On January 30, Kenya Airways bowed to pressure, suspending all its flights to Guangzhou, China, to avoid spread of the disease to the country.
Coffee, specialty tea, cut flowers and avocados are some of the items beginning to gain traction in the Chinese market, majority of which are perishable goods meaning they are hauled by air.
“We have had to cut exports on our end and this will definitely affect the country’s foreign inflows,” Nairobi Importers and Small Traders Association chairman Samuel Karanja told the Star.
He added that traders (both importers and exporters) were staring at grim days ahead due to the deadly virus.
“Most of us get goods from China, which we can’t do now,” he said. “ On the other hand exporters must now look for an alternative market which is not an easy feat.”
So far the virus has killed more than 1,100 people, with more than 45,000 individuals infected worldwide. The vast majority of cases are in mainland China.
Prior to the outbreak of the respiratory disease, which the World Health Organisation has declared a global health emergency, orders for Kenyan goods to China had been on an upward trajectory.
Data by the Kenya National Bureau of Statistics show China bought goods worth 7.48 billion during the first half of 2019, a 74.13 per cent jump compared to the previous year.
This was largely attributed to aggressive trade promotion and marketing campaigns in China by the Kenya Export Promotion and Branding Agency, which aims at growing the market for Kenyan farm produce.

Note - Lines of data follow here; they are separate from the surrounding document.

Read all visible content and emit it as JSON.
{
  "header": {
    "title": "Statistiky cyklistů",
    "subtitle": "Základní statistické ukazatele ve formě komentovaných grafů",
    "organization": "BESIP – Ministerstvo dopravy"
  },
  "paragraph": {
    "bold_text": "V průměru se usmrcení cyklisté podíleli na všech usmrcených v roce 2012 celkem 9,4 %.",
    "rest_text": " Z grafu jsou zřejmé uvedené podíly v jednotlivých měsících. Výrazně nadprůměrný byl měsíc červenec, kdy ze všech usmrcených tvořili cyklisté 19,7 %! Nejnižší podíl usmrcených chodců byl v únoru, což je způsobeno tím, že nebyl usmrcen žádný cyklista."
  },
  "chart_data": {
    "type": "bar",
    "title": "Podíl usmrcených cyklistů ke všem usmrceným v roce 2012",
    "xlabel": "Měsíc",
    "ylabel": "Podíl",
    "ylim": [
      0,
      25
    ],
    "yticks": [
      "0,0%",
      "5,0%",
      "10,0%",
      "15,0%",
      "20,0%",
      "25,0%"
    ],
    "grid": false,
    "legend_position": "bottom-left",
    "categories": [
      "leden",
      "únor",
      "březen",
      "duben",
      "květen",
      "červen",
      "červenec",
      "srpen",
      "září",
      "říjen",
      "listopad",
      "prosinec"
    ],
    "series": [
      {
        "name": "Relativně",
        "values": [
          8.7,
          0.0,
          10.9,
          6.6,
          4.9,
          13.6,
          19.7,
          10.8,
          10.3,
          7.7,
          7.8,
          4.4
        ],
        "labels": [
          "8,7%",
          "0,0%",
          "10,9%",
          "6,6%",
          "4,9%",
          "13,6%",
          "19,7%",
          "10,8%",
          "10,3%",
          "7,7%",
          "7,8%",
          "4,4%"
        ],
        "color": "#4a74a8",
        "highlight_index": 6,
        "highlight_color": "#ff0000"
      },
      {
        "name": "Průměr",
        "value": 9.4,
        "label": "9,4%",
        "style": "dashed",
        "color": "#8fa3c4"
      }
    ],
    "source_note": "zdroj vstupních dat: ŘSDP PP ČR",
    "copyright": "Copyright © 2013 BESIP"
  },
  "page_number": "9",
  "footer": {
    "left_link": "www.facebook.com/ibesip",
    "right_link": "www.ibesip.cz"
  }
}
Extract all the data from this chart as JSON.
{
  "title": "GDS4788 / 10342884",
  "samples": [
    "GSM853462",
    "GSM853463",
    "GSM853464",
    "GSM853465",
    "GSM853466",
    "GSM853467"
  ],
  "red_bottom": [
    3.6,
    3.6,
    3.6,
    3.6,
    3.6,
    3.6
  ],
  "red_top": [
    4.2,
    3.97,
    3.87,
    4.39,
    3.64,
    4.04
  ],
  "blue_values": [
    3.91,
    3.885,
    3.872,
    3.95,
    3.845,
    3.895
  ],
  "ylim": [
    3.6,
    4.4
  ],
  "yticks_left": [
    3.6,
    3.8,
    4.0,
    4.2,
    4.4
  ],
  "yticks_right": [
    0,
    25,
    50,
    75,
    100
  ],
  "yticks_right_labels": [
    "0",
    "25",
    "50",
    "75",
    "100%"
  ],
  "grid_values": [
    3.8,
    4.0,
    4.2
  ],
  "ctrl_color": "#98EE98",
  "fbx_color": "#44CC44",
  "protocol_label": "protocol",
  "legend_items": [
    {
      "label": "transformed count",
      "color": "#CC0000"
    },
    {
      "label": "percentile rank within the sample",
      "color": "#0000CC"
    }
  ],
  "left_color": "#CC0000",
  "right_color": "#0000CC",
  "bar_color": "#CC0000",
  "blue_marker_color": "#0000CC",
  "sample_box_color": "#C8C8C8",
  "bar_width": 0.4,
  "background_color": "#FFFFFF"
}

In 2018, Kenya exported goods valued at Sh11.2 billion to China while importing goods worth Sh370.83 billion, showing a massive trade gap between the two states despite increased dealings.
Karanja says, the deadly virus is now hindering importers who bring in consolidated goods will not be able to do so until the coast is clear.
While this could mean less outflows to China, importers are likely to heighten prices trying to meet their margins in the coming months.
“Importers who door-to-door shopping in China haven’t been able to do so. We will feel the pinch and we are likely to see some commodity prices go up,” he said.